Sounds Her Depths: Reviewing Alejandra Pizarnik's Extracting the Stone of Madness: Poems 1962–1972
Jon Curley reviews Extracting the Stone of Madness: Poems 1962–1972 (New Directions, 2016) by Alejandra Pizarnik, translated by Yvette Siegert, for Hyperallergic. About her, he writes:
A translator and critic as well as poet, Pizarnik lived between Buenos Aries and Paris, befriending Octavio Paz and Julio Cortazar and identifying with, while not necessarily emulating, the so-called poètes maudites of 19th-century France, among them, Baudelaire, Rimbaud, Nerval, and especially Lautréamont (the last lines of her suicide note poem reads: “oh life/oh language/oh Isadore,” Isadore Ducasse being the birth name of Lautréamont). For her, much more so than these eminent antecedents, a sense of apartness grows into a suffocating sense of irreversible damnation, a sentence on which she deliberates over and over.

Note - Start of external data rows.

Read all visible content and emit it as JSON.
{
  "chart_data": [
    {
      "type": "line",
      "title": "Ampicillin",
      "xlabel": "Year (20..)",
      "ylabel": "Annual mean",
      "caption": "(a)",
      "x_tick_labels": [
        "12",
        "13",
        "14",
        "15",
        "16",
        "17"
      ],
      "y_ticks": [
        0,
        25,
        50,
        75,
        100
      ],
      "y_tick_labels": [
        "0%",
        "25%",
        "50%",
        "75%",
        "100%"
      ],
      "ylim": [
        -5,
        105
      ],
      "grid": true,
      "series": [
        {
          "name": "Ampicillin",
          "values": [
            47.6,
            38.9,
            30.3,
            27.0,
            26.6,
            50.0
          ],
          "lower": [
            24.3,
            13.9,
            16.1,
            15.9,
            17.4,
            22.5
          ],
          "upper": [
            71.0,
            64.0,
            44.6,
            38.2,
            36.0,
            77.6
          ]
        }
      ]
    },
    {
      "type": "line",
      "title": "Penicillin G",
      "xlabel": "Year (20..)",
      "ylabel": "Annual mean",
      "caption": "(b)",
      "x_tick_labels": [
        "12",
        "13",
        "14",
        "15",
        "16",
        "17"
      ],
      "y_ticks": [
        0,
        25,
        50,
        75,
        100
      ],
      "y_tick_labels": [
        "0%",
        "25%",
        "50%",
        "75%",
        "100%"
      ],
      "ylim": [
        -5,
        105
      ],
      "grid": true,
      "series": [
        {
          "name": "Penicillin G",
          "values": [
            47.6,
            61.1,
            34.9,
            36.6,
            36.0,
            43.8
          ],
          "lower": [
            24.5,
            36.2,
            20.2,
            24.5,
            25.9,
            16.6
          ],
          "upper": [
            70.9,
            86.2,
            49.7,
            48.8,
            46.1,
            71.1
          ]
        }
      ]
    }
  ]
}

About her poems, Curley dwells in the depths (and even brings forth Sarah Kane):
Declaring one’s identity for Pizarnik is difficult if not impossible. She is relentless in her focus but contradictory in her assessment of what her poetry is actually doing. Her intention seems torn between a steadfast commitment to exhibiting the traumatic condition of her irrevocably damned sense of self (while sensing, fragilely, that this poetic register of despair is a force for consolation) and vitality just in the striving to articulate itself. As she describes in “Cornerstone”: “I can’t just speak and say nothing. That’s how we lose ourselves,/The poem and I, in the hopeless attempt to write the things that burn.” On the evidence of this work, Pizarnik’s survival tactic, or at least her effort to stave off the inevitable, was to translate extremity into distilled, stark forms that clarified her approach and predicament. In this she resembles English playwright Sarah Kane (herself a suicide at twenty-eight), especially in 4.48 Psychosis, a dramatic set-piece that plays as both an incredibly engaging yet troubling performance and a kind of suicide note in multiple voices.
In “Continuity,” this consummate poet of aloneness writes:
Cure me of this void, I said. (The light loved itself in this darkness of mine. I knew that there was absence when I found myself saying, It is I.) Cure me, I said.Despite the plea above — “Cure me, I said.” — there is never any true tension between the will to live and the will to die, nothing but relentless atomization of a disturbed state of being in which inconsolable dread announces a nearness to death: the imminent demise of the poet herself. Frustration, failure, and futility dog her: “All these fragments rend me/Impure dialogue/A desperate expulsion from verbal matter” (“A Musical Hell”). Another poem advertises: “Yo prepare mi muerte./I am preparing my death.” This makes for funereal reading but, then again, most graveyards do showcase some brilliant and moving language. Translator Yvette Siegert has succeeded in faithfully rendering the minimalism of the Spanish in wrenching, stripped English; she and Pizarnik give proof that unadorned poetry, particularly of a confessional bent, can generate more heat and light than the more histrionic — and often pretentious — examples of that genre.